Квартира наша была большая, с длинным коридором. Бабушкина комната соседствовала с детской, я часто ходила туда «в гости» пить чай. Мебель в ее комнате была начала девятнадцатого века, красивая, стильная: красного дерева секретер, трюмо, кресло, круглый стол с вышитой {373} крестиком скатертью. Мне она, правда, не нравилась. Настоящей роскошью и красотой казалась мне витрина аптеки Феррейна на Никольской — там были цветные шары и аквариум. Зато под диваном у бабушки стояли инкрустированные ящички с многими отделениями, а в них смоквы — варенья, которые она летом сама делала. Мы с Люсей строго по очереди «накладывали» к чаю — при этом разрешалось пробовать все подряд. У большого киота в углу комнаты горела лампада. Не уверена, что бабушка была так уж религиозна, просто не задумываясь исправно совершала все обряды. Одевалась она по «бабушкинской» форме: кружевной чепец, пелерина, широкая блуза, на носу очки. Наши шалости воспринимала всерьез и удивленно глядела выпуклыми голубыми глазами. Мы любили ее изумлять.

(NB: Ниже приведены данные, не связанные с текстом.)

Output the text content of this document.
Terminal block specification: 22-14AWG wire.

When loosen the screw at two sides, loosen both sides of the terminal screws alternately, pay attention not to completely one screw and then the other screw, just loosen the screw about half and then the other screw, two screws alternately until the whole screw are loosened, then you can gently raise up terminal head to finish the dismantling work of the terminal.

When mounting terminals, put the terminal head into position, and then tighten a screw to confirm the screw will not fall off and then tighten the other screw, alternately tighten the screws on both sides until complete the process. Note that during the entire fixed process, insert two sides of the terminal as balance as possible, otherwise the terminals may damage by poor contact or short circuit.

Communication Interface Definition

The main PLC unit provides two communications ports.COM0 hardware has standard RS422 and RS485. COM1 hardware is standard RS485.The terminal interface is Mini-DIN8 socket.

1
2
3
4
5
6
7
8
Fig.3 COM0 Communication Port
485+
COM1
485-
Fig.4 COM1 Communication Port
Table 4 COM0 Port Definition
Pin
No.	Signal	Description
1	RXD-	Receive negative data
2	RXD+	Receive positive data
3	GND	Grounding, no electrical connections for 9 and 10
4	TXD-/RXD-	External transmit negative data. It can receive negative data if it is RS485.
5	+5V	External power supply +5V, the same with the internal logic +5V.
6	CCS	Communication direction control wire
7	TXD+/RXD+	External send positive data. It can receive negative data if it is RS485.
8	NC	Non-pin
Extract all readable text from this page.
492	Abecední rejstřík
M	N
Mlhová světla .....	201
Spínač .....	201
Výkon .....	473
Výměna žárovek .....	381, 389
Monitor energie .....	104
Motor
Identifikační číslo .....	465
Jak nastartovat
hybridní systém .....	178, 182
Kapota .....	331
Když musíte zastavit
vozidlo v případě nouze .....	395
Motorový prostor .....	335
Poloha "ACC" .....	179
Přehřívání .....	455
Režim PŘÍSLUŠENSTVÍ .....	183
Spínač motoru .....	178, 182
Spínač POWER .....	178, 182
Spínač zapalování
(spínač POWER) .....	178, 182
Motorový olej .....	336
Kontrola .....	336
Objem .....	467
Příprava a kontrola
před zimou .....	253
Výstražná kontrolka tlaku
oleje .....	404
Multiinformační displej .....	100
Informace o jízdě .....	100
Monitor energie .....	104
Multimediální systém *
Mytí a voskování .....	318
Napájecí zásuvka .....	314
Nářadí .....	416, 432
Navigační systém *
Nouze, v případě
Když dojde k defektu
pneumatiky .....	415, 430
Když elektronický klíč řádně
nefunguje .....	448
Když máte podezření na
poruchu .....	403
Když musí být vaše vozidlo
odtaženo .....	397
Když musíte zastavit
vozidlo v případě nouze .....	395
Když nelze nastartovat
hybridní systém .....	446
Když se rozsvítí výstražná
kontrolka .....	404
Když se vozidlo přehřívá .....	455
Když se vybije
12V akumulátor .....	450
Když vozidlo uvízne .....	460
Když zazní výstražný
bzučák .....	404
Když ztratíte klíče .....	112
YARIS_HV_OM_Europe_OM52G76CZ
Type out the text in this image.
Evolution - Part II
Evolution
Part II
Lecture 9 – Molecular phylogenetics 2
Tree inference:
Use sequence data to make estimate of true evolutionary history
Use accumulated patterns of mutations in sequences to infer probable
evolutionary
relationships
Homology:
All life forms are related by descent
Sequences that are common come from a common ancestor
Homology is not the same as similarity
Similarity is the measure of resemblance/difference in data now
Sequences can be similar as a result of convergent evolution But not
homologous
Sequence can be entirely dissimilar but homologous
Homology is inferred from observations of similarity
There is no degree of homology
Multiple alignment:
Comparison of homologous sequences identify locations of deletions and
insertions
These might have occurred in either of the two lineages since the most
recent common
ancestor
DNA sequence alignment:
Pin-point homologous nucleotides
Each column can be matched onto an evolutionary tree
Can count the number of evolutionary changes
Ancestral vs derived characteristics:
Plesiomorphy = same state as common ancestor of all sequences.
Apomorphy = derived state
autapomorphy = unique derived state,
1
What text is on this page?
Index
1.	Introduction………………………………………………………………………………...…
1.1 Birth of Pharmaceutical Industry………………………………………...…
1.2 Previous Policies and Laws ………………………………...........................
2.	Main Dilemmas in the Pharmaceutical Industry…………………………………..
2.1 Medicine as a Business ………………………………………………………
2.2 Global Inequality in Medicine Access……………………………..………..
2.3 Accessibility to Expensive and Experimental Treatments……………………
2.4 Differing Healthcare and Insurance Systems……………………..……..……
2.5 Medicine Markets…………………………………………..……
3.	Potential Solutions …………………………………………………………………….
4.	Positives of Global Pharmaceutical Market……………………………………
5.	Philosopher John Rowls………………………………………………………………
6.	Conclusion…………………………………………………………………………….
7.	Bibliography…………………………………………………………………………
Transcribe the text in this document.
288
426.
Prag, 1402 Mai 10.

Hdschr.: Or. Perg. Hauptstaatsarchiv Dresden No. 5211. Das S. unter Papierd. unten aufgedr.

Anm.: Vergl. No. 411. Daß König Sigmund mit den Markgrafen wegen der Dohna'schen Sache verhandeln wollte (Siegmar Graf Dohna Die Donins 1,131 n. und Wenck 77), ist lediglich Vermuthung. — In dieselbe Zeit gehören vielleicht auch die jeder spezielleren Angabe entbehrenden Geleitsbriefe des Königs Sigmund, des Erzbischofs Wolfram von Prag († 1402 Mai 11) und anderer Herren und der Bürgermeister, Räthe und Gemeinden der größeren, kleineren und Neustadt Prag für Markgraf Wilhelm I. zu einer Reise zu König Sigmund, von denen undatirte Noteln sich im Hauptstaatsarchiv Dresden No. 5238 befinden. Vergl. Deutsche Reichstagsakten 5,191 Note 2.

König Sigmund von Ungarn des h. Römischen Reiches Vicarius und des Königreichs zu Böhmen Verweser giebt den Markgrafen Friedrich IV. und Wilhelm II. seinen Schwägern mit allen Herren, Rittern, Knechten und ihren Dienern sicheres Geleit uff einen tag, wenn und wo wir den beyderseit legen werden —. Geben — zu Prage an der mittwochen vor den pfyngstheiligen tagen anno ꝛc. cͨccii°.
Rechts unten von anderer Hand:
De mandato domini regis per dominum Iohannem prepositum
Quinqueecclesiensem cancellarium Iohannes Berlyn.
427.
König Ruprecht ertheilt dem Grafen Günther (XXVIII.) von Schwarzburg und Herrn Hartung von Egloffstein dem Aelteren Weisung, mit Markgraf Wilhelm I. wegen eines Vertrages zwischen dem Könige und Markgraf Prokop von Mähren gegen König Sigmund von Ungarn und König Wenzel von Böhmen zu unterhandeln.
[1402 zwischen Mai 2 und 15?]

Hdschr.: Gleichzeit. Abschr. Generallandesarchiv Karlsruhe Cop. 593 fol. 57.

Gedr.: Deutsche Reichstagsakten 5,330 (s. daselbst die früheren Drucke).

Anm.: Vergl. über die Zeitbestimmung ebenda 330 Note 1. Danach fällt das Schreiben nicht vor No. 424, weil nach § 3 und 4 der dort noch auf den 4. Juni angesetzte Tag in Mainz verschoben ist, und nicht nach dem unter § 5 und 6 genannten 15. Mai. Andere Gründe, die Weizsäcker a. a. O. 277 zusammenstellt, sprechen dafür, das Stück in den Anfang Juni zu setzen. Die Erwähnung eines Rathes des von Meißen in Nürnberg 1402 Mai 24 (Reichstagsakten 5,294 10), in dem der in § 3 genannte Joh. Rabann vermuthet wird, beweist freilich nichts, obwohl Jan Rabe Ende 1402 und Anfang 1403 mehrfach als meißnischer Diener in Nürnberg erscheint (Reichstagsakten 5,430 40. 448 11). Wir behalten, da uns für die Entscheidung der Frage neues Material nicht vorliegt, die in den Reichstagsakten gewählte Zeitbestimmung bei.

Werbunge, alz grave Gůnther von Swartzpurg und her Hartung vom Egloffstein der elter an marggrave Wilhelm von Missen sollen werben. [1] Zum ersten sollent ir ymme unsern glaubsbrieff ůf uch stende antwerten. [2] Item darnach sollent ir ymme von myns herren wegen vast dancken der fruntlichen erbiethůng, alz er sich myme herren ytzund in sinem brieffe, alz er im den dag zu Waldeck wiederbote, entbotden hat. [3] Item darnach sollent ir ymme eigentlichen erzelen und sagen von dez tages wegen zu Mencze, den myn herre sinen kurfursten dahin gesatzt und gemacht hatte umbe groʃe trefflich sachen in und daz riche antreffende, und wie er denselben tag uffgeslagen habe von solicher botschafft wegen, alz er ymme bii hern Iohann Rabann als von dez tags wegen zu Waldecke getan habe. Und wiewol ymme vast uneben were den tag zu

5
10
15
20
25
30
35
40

Была она необыкновенно добра, нежна и наивна. Все люди казались ей хорошими, родственники — благородными, внучки — красотками, всех хотелось одарить, осчастливить. И добро она делала весело, из какой-то внутренней необходимости. Бабушка жила независимо, на собственный небольшой капитал, который давал ей возможность помогать рассованным по учебным заведениям родственницам, приходившим к ней в воскресные дни. А когда сама собиралась с визитом, вызывала горничную. Но голос у нее был слабый, поэтому она отворяла дверь своей комнаты, очень грозно стучала об пол палкой с резиновым набалдашником и жалобно кричала: «По‑ лю! » Ей специально провели в комнату звонок, но бабушка не принимала его во внимание. Взявшись под руки, они с Полей выходили к воротам, где ждал извозчик. К извозчикам бабушка относилась настороженно: она была убеждена, что все они пьяницы, а главная их задача — погубить ее. Если сани вдруг заезжали вбок, бабушка хватала извозчика за кушак, била кулачком в спину и бессильным шепотом бранилась. Все кончалось благополучно, бабушка щедро расплачивалась, приговаривая: «Смотри, не пей! » Все это очень веселило возницу, который изящно определял ее: «Бабка ваша — чистая муха».

Если бабушка уезжала за покупками «в город», как тогда говорили, мы ждали ее возвращения со смутным предчувствием неблагополучия. Действительно, из передней раздавался расстроенный голос:

— Лилинька, посмотри, какую я себе гадость купила! Непременно поезжай и поменяй! — взывала она к маме.

{374} Покупка оказывалась отрезом красивого дорогого шелка.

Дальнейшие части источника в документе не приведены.